By IDA

 - May 11, 2022

In January 2022, UN Women released the Intersectionality Resource and Guide Toolkit: An Intersectional Approach to Leave No One Behind. The toolkit, funded by the UN Partnership for the Rights of Persons with Disabilities (UNPRPD), explains and provides practical guidance and concrete examples to promote inclusive programming and practices by UN Country Teams (UNCTs) and governments.

Acknowledging multiple identities and intersecting forms of discrimination, it does not simply add disability and gender or other identity factors, but provides a tool to influence power dynamics and embrace diversity in programming to leave no one behind.

The International Disability Alliance (IDA) was invited to support UN Women to contribute to this process to ensure its design, development, and testing following an intersectional approach and promoting the leadership of and accountability towards the diversity of persons with disabilities. The purpose was also to guarantee that the final toolkit would be fully informed by the realities and priorities of people who experience intersecting and multiple forms of discrimination, including persons with disabilities.

To do so, IDA and its members mobilized a reference group of 12 people from the IDA Community of Practice (CoP), including Bridge CRPD-SDGs alumni, IDA fellows, members of the Youth Network, the Women with Disabilities Task Team and the Indigenous People with Disabilities Global Network. The group included 10 women (83%), 4 indigenous persons (33%), 4 youth (33%) and 5 persons from underrepresented groups (43%). Eleven (92%) were from low- and middle-income countries.

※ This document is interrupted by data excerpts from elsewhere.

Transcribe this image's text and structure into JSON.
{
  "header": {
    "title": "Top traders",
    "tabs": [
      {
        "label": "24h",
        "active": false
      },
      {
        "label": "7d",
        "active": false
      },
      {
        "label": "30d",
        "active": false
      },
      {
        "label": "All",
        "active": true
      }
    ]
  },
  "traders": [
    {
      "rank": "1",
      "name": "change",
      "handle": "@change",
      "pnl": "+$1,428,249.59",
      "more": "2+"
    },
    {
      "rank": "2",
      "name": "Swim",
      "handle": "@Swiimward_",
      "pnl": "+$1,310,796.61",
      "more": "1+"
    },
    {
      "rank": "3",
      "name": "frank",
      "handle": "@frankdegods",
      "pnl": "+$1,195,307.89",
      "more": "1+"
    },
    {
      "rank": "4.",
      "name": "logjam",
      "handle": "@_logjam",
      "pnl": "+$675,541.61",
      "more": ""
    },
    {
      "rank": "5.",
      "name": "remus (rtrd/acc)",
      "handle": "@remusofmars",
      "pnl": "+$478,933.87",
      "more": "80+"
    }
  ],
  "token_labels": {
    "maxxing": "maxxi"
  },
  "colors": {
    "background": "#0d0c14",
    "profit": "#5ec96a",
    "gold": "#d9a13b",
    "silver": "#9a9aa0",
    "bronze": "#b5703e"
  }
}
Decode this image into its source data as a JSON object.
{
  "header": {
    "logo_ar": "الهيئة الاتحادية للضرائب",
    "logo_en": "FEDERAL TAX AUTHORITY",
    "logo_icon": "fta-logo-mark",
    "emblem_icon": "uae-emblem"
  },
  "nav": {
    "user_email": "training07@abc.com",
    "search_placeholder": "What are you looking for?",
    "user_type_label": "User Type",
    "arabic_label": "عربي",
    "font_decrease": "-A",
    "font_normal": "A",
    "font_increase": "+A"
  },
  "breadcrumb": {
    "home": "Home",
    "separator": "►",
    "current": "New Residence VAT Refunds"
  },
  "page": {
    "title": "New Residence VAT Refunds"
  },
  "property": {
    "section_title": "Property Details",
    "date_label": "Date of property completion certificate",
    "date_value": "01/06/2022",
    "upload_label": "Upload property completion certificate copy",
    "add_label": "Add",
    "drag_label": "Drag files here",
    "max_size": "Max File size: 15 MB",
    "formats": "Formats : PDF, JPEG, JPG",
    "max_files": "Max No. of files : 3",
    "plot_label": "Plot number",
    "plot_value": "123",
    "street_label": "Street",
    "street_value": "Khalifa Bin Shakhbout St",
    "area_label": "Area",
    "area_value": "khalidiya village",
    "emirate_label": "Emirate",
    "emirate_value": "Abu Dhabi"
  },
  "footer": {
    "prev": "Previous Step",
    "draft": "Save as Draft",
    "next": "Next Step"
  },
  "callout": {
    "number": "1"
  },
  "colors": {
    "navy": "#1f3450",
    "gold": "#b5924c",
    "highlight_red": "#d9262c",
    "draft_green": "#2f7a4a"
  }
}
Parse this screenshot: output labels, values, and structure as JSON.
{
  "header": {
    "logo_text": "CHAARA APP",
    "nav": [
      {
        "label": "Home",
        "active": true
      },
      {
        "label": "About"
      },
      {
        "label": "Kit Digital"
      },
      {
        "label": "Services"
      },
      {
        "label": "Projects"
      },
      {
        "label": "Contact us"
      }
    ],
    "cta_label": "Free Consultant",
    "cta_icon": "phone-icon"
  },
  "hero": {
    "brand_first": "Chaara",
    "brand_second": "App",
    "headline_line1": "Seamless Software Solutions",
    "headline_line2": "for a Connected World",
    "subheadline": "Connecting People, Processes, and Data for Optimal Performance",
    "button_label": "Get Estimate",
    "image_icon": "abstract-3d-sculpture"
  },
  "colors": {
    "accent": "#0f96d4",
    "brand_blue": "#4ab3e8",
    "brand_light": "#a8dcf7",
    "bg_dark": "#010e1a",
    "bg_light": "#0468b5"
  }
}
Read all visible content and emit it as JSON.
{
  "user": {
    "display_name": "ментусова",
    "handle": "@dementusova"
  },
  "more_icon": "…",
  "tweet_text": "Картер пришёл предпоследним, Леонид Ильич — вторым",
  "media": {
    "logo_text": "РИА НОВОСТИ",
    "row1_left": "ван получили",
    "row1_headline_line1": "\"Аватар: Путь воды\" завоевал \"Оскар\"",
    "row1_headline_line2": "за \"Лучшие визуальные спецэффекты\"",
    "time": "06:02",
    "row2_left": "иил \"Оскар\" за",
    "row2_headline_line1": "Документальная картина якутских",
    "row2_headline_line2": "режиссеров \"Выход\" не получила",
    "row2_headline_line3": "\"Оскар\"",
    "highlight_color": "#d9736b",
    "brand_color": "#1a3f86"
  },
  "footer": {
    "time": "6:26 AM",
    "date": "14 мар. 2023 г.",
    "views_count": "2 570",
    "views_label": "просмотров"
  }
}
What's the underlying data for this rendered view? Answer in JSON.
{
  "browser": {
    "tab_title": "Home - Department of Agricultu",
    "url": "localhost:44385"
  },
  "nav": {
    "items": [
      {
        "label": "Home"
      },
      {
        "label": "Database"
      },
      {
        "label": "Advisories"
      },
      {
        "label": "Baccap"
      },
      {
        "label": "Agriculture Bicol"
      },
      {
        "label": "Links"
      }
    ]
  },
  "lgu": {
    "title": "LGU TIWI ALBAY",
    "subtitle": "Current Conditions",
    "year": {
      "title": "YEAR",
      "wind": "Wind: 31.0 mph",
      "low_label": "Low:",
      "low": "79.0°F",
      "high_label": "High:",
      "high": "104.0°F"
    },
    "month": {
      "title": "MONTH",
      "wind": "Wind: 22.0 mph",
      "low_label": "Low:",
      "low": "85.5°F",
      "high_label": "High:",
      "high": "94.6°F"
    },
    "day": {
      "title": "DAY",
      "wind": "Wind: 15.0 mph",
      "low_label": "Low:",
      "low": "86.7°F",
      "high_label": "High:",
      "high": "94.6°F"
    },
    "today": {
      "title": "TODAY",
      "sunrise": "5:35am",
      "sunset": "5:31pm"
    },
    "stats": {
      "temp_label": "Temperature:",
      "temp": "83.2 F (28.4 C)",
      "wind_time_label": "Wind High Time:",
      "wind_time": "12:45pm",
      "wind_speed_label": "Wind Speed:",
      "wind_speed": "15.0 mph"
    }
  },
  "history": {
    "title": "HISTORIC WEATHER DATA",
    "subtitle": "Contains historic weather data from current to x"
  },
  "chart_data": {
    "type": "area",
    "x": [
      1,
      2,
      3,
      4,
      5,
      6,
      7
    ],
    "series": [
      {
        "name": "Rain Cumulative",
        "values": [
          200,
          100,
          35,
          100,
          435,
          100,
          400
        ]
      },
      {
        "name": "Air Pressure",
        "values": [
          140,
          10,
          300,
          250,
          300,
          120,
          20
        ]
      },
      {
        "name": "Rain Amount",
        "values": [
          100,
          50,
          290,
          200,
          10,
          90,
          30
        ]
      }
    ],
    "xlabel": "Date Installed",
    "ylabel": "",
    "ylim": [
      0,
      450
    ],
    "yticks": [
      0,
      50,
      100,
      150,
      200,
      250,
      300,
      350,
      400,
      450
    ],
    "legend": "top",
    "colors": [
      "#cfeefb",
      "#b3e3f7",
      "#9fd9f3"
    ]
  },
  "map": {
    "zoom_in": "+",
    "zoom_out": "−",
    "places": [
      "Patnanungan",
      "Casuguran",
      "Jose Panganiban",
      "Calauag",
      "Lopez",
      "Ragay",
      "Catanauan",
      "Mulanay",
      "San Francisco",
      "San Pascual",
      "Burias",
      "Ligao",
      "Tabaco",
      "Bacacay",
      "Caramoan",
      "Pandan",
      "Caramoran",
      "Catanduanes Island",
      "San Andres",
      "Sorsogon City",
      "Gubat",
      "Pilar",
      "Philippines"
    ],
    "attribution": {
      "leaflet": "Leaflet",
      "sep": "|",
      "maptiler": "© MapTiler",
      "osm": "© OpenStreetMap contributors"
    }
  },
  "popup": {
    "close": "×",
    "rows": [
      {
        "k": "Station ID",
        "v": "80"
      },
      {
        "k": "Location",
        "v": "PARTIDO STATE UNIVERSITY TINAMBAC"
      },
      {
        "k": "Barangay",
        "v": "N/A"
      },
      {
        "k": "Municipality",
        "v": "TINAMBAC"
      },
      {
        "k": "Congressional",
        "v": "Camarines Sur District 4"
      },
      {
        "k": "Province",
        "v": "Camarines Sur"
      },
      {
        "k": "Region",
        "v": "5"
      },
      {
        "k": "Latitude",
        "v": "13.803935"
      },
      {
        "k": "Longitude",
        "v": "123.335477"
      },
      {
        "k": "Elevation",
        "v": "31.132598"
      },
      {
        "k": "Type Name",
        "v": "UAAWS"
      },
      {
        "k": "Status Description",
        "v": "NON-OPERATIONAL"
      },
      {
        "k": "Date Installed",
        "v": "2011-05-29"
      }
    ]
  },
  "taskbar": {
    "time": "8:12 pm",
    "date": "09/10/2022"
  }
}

From February to June 2021, IDA’s Intersectionality Officer, Rosario Galarza, and the Bridge CRPD-SDGs Officer, Amba Salelkar, coordinated a consultative process with the reference group and a wider range of OPDs, including 8 online webinars, a dedicated WhatsApp Group, and email exchange to share comments and feedback on the draft toolkit. In total, 78 people attended these webinars, including 48 women (62%), including indigenous peoples with disabilities, of those 22 persons being from underrepresented groups (28%).  Rosario Galarza also participated in a field testing of the draft toolkit with UNCTs in Moldova in July 2021. Moreover, the CoP has provided comments on the structure of the toolkit, peer review of preliminary drafts as well as feedback on the accessibility of the final product itself.

Intersectionality is a mindset and a process that involves actively listening to those experiencing diverse and compounded forms of discrimination. Given this, the toolkit modelled a co-design process that focused on these different perspectives, and the contributions and efforts of IDA and their Community of Practice were central to this. COP members raised important points that would have been missed otherwise; critical issues pertaining to indigenous women with disabilities, refugees and IPDs with disabilities and many more,” from Teresa Thomson, consultant and lead author of the toolkit.

We are thankful to CoP members that contributed to this work: Ms. Agnes Abukito (Uganda); Ms Christine Kirungi (Uganda); Ms. Dalyla J. Pérez Montúfar (Mexico); Ms. Dulamsuren Jigjid (Mongolia); Ms. Elizabeth Campos Sánchez (Peru); Mr. George Khoury (Lebanon); Ms. Kavita Nair (India); Ms. Krishita Adhikari (Nepal); Mr Peter Ochieng (Uganda); Ms. Pirkko Mahalmaki (Finland); Ms. Matilda Apio (Uganda); Ms. Tungi Kenneth (Tanzania).